In my first post, I wrote about three ways to “fight fair” while tackling test-driven school cultures and high-stakes accountability head-on.

Advocacy, opting out, and leading at the local level are three proposed solutions. Another way to “fight fair” involves a different type of school data collection: the creation of a true data story.

In my district, at the beginning of each school year, we spend a significant amount of time talking about our “data stories.” A dictionary definition of the word story yields the following: “a narrative, either true or fictitious, in prose or verse, designed to interest, amuse or instruct the reader or hearer.” In truth, our “data stories” are simply a collection of spreadsheets with the same annual standardized exam data, disaggregated in every possible configuration.

But what if we truly wrote and shared data stories each year? How might these narratives shift the culture and collaboration in our schools?

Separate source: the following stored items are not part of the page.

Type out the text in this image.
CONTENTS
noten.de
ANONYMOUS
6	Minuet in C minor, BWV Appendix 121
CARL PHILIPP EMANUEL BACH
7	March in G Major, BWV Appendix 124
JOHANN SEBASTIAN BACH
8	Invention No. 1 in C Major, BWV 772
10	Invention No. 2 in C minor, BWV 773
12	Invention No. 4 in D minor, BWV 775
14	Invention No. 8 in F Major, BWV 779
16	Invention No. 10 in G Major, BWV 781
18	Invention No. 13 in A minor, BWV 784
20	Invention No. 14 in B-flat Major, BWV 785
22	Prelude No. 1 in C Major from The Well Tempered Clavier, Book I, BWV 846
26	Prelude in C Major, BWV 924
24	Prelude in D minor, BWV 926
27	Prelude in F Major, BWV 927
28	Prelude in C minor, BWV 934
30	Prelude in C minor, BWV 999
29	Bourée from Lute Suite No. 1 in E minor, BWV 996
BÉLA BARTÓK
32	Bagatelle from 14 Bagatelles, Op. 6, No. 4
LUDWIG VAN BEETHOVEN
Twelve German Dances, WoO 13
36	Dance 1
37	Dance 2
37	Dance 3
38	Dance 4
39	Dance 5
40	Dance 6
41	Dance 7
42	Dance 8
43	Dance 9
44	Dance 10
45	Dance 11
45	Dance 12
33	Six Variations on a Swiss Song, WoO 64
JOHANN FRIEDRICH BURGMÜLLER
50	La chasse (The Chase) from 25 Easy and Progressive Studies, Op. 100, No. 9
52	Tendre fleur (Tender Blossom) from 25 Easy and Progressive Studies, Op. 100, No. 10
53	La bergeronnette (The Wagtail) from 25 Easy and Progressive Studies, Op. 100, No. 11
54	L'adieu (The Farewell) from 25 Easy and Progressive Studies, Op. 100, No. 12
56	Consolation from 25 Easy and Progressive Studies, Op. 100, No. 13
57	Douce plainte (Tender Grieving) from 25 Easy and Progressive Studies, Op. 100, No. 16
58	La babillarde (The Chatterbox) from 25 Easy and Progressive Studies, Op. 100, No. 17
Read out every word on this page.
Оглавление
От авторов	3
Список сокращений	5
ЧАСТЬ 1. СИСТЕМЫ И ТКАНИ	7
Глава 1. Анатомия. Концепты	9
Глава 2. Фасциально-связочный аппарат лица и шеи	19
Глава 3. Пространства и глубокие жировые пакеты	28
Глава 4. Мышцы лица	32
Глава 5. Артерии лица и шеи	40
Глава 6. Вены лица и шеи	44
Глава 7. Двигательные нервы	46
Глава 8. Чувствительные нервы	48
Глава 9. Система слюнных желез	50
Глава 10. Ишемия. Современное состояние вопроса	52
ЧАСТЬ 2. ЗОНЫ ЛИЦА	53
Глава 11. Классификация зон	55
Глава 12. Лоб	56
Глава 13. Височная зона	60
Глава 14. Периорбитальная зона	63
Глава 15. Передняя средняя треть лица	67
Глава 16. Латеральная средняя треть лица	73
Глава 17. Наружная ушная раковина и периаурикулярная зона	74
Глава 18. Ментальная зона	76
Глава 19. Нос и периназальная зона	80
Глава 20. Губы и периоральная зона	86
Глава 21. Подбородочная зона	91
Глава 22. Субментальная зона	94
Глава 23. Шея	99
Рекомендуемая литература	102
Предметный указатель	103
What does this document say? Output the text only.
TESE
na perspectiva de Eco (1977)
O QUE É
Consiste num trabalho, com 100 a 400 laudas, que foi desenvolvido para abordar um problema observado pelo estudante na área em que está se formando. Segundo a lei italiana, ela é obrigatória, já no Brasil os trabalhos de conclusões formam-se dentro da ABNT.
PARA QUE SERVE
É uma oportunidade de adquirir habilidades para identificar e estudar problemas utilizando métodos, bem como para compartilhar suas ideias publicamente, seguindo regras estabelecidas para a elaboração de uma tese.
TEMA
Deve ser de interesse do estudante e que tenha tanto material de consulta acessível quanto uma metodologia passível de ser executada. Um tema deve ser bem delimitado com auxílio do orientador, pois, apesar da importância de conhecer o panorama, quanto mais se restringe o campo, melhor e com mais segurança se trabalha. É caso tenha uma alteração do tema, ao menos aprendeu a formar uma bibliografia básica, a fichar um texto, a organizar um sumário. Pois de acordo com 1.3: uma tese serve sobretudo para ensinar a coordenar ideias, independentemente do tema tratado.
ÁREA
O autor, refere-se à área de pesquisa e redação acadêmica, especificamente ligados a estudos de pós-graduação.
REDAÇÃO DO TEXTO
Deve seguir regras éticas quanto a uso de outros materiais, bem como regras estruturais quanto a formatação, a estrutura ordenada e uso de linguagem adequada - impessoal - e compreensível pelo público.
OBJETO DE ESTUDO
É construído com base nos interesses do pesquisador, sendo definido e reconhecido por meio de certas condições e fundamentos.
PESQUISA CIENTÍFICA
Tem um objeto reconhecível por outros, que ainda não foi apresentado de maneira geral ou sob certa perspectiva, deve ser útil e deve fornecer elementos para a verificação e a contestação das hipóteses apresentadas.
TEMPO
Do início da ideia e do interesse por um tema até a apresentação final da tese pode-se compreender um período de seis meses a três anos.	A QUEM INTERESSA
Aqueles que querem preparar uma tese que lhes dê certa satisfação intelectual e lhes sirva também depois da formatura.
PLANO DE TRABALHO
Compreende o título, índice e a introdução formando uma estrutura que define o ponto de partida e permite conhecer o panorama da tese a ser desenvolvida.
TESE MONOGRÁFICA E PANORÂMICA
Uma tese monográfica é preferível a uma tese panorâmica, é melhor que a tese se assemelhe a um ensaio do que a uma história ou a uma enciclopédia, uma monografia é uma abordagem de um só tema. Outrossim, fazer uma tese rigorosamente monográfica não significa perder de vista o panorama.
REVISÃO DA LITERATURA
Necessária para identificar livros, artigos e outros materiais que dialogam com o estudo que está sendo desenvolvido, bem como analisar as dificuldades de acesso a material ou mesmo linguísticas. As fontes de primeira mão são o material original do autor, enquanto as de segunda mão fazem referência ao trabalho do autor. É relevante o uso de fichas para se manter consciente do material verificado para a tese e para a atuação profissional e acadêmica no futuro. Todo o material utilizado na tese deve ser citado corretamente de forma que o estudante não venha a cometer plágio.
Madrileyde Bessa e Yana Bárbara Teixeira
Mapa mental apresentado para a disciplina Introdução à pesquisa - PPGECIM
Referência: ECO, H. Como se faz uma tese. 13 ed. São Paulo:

Despite 21st-century tools and social media outlets, so much of what we do in the teaching and learning business is still invisible, shrouded from those outside our classroom walls and school building doors. Standardized testing results are sometimes one of the few published aspects of a school’s “performance.” But these results are merely a short chapter (or footnote) in a school’s data story.

A robust narrative would truly instruct the staff, students, and community the school serves. It would speak of successes and failures honestly, and open up a dialogue for the sequel—the following year’s narrative.

Such a story might contain first-hand accounts and interviews, video and audio clips, and portfolios of learning for each student. It would be rife with teacher reflections that include the risks taken and results yielded in various classroom experiments. It would tell tales of students solving problems, asking questions, engaging in rich discussions, and thinking critically across content areas and contexts. It would detail data on attendance and attrition. It would document goal setting and growth. It would unearth sub-plots of interruptions to instruction: fire drills, assemblies, bloody noses and broken hearts. There would be a whole chapter (or more) dedicated to character and conflict resolution.

And yes, there would be numbers—but the numbers would be buried in the many narrative strands of each student and staff member’s journey of learning.

If you truly told the data story of your school or classroom what would it say? Would it mirror the standardized testing data or reveal much more? If we were asked to tell our students’ data stories completely, in unabridged form, would there be any room for falsification or fictitious accounts?

Let’s start telling the whole data story.

Jessica Cuthbertson serves as a Center for Teaching Quality “teacherpreneur,” dividing her time between teaching 6th grade literacy at Vista PEAK Exploratory in Aurora, Colo. and supporting solutions-oriented efforts to improve Colorado’s schools.